Have you ever felt like you were meant for so much more?

Today my son Grant graduates from High School. I’m so proud of him. He has done a great job. He’s been good to his friends. He’s not let his schooling get in the way of his education. He’s learned that much of the time, the hard way really is the easy way. He’s discovered how the thrill of victory comes at the cost of great sacrifice.

So we’ll celebrate. We should celebrate! But I can’t help but thinking about all that there is still to come. His story is just beginning. The challenges. The disapointments. The joy and agony. It’s all part of the curriculum.

I think what I’m most excited for, is for him to discover himself. To push back those thoughts that whisper and sometime yell that you’re an imposter. You won’t amount to much. You’ll never be enough. And for some reason, it seems that much of this type of growth needs to happen far from home. And I’m beginning to think that it has always been this way.

A ship in harbor is safe, but that is not what ships are built for.

John A. Shedd

We thrive so often in the messiness of life. In the freedom that comes from responsibility. In the constant reframing of assumptions from painful and penetrating experience. We learn that what we thought was so, just ain’t. There’s a grand equality in this opportunity! The scenery changes, but growth is in so many ways the same!

“Only here, in America, were the common folk of the Old World given a chance to show what they could do on their own, without a master to push and order them about. History contrived an earth-shaking joke when it lifted by the nape of the neck lowly peasants, shopkeepers, laborers, paupers, jailbirds, and drunks from the midst of Europe, dumped them on a vast, virgin continent and said: “Go to it; it is yours!”

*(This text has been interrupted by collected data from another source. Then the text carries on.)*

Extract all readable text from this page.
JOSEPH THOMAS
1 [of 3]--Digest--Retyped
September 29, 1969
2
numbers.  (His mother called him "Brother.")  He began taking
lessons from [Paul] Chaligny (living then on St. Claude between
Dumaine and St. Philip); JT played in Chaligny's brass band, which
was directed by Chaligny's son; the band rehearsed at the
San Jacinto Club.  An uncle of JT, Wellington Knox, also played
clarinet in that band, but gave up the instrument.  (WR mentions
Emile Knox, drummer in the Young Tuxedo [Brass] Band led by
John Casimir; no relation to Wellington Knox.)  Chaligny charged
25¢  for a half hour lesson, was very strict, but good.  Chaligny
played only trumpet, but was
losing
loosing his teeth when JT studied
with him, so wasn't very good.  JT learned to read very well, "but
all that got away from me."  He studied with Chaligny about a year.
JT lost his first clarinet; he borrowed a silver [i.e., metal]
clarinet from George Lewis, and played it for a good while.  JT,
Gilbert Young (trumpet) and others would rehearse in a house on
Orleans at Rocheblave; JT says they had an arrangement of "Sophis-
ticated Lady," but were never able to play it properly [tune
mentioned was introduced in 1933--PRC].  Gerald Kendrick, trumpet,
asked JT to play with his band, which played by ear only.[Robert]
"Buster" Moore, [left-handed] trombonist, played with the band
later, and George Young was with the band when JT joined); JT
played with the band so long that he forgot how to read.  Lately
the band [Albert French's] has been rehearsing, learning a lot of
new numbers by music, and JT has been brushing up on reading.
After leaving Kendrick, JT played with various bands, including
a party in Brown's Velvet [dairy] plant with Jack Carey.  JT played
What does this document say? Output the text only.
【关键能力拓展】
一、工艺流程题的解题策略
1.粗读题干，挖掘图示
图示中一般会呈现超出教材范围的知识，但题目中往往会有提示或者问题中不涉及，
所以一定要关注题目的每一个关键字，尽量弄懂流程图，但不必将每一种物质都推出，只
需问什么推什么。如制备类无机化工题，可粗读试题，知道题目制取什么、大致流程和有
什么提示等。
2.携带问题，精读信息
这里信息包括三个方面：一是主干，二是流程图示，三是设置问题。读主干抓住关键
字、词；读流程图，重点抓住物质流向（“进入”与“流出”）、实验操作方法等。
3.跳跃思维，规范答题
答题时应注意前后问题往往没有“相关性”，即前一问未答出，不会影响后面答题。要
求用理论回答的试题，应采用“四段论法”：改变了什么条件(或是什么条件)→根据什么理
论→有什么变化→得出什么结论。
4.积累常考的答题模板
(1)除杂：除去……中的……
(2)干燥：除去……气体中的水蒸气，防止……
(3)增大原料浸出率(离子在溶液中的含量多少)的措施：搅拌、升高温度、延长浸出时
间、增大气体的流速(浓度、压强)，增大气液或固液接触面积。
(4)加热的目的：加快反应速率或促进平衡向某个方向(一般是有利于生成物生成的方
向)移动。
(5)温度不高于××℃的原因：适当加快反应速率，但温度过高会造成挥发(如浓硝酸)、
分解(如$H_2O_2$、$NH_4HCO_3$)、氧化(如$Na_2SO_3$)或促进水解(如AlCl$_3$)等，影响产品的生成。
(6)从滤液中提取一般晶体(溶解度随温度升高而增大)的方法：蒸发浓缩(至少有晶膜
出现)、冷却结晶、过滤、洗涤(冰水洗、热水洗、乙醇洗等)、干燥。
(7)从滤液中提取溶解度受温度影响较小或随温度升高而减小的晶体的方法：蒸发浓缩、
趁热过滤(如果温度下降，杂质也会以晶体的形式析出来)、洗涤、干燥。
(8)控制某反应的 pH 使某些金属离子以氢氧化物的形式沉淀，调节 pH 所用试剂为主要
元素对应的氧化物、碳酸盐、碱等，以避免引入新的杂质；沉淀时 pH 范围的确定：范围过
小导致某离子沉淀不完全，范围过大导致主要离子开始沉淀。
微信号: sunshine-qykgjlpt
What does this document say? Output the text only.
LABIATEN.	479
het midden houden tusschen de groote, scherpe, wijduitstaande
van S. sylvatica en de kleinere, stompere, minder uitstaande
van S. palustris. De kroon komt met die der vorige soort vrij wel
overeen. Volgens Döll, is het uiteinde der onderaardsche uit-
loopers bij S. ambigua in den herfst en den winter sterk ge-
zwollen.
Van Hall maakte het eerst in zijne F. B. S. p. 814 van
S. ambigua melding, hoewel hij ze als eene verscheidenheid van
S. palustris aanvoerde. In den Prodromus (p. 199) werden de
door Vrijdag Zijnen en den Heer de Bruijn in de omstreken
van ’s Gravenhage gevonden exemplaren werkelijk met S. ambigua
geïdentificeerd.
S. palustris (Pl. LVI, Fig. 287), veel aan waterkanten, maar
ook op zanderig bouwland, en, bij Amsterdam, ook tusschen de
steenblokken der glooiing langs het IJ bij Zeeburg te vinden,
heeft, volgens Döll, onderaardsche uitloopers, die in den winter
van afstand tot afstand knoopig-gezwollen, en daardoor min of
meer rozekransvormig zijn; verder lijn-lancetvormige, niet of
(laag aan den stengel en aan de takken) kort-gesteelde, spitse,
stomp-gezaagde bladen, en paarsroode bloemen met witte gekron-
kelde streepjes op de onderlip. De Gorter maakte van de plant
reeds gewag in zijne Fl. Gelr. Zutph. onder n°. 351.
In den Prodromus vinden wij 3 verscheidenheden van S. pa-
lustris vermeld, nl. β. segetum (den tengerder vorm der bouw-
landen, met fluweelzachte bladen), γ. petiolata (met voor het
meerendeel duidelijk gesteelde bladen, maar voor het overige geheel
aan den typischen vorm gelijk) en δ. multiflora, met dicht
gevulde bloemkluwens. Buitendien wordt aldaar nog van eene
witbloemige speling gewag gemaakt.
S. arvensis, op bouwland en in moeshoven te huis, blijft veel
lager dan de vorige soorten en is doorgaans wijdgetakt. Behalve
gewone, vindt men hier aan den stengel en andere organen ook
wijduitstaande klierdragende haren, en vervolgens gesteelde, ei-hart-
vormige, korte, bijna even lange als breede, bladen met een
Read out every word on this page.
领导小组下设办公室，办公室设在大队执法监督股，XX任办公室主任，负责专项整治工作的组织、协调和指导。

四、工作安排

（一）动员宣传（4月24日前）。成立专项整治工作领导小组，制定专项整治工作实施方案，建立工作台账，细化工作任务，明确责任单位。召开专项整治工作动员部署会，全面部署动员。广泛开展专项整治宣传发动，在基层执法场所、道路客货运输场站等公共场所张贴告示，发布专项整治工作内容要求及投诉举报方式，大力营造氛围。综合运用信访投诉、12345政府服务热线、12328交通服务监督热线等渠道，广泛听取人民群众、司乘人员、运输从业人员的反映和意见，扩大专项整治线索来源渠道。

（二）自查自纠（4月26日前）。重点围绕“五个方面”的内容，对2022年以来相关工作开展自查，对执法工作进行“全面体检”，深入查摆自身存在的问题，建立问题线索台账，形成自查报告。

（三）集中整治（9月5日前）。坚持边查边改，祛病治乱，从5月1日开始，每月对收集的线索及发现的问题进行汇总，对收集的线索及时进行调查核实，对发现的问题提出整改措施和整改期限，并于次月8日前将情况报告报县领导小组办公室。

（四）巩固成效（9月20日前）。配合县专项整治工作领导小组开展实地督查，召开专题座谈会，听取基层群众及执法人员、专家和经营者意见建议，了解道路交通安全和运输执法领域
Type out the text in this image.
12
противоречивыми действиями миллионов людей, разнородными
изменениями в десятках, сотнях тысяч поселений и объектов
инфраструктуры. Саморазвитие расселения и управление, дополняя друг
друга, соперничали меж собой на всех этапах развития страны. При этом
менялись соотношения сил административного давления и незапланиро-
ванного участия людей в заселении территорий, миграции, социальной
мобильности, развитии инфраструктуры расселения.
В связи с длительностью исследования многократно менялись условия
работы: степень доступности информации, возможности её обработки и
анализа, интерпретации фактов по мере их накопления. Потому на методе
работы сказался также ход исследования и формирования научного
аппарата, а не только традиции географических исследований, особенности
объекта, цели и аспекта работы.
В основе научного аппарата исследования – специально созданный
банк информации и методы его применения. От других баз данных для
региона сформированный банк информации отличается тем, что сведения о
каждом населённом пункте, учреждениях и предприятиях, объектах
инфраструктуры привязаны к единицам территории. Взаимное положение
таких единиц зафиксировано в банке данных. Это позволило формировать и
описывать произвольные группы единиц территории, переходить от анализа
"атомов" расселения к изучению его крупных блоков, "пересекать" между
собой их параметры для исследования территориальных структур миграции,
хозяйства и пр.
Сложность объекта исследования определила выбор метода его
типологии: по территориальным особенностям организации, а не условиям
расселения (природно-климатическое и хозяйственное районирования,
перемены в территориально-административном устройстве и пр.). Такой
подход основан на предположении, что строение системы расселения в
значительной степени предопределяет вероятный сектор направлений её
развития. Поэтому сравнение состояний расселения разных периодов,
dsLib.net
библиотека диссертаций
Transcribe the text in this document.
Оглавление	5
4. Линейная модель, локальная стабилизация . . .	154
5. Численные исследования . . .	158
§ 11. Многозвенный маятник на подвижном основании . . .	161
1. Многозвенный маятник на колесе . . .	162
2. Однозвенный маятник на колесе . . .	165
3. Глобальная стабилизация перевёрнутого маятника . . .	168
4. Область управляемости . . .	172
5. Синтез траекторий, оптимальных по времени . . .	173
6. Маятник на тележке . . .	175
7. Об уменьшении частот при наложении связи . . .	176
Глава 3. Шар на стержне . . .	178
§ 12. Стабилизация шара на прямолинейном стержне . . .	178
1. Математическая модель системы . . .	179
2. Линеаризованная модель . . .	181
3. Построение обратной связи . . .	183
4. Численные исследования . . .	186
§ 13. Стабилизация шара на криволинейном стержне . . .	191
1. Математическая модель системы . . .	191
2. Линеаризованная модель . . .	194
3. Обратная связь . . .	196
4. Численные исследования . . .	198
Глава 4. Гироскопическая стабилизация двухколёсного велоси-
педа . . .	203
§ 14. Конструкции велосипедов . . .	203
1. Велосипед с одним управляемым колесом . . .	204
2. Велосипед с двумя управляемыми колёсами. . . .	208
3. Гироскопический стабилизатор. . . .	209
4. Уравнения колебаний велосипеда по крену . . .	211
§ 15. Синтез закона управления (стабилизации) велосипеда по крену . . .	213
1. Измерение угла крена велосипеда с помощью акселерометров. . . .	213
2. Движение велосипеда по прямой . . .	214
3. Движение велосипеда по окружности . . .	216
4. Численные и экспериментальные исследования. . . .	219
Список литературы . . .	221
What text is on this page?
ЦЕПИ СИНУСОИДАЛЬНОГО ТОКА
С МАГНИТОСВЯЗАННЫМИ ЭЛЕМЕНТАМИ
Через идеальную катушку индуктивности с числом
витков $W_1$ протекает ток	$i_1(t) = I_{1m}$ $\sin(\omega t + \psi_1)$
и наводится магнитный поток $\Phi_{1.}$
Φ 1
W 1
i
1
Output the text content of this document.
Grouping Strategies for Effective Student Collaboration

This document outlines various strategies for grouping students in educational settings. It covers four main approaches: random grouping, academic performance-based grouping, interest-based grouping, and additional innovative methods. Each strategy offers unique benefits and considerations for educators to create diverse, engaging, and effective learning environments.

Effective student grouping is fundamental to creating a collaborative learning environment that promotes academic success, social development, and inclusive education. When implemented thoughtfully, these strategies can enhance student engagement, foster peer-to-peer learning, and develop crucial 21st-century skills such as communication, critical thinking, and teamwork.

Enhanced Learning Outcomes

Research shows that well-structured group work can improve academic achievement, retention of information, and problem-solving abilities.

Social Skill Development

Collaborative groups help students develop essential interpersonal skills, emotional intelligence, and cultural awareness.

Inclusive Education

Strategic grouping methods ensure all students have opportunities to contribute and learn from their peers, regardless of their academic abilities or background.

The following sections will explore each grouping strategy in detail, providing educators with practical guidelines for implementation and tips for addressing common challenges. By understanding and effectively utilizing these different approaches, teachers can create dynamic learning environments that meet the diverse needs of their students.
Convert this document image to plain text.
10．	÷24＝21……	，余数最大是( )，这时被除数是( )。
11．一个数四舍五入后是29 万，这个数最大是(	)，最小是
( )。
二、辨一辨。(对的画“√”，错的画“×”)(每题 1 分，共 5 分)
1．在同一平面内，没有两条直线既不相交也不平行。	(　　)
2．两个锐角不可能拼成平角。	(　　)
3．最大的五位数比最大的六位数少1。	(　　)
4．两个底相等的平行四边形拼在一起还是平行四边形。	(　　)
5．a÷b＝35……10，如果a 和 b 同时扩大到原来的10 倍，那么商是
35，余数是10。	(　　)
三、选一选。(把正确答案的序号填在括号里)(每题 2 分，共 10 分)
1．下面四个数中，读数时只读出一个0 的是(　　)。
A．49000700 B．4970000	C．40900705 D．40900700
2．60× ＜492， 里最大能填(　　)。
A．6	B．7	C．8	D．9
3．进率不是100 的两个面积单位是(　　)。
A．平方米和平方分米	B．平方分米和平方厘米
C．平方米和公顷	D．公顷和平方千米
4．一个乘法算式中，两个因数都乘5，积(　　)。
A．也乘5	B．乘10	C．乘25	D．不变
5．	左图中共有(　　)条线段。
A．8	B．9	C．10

“And the lowly were not awed by the magnitude of the task. A hunger for action, pent up for centuries, found an outlet. They went into it with ax, pick, shovel, plow, and rifle; on foot, on horse, in wagons, and on flatboats. They went into it praying, howling, singing, brawling, drinking, and fighting. Make way for the people! This is how I read the statement that this country was built by hordes of undesirables from the Old World.

“Small wonder that we in this country have a deeply ingrained faith in human regeneration. We believe that, given a chance, even the degraded and the apparently worthless are capable of constructive work and great deeds. It is a faith founded on experience, not on some idealistic theory. And no matter what some anthropologists, sociologists, and geneticists may tell us, we shall go on believing that man, unlike other forms of life, is not a captive of his past — of his heredity and habits — but is possessed of infinite plasticity, and his potentialities for good and for evil are never wholly exhausted.”

Eric Hoffer, The Ordeal of Change

We are all far from home. Far from ordinary. Far from finished. And can go further than we ever thought possible! The journey that is only beginning for my son, has so much that is so good waiting for him! And for those of us who have gone a little further on our path, let’s all remember to give a hand to those young ones. We once tripped lightly as they!

An old man going a lone highway,
Came, at the evening cold and gray,
To a chasm vast and deep and wide.
Through which was flowing a sullen tide
The old man crossed in the twilight dim,
The sullen stream had no fear for him;
But he turned when safe on the other side
And built a bridge to span the tide.

“Old man,” said a fellow pilgrim near,
“You are wasting your strength with building here;
Your journey will end with the ending day,
You never again will pass this way;
You’ve crossed the chasm, deep and wide,
Why build this bridge at evening tide?”

The builder lifted his old gray head;
“Good friend, in the path I have come,” he said,
“There followed after me to-day
A youth whose feet must pass this way.
This chasm that has been as naught to me
To that fair-haired youth may a pitfall be;
He, too, must cross in the twilight dim;
Good friend, I am building this bridge for him!”

The Bridge Builder – by Will Allen Dromgoole

Bridge builders. Peace makers. Mentors. Hopeful helpers. Long sufferers. We are all part of the solution. People are long crops. You never know the change that can come, especially when confronted with a life piled high with difficulty. Strength and struggle come together. It is a beautiful thing. The contrast is what makes it so.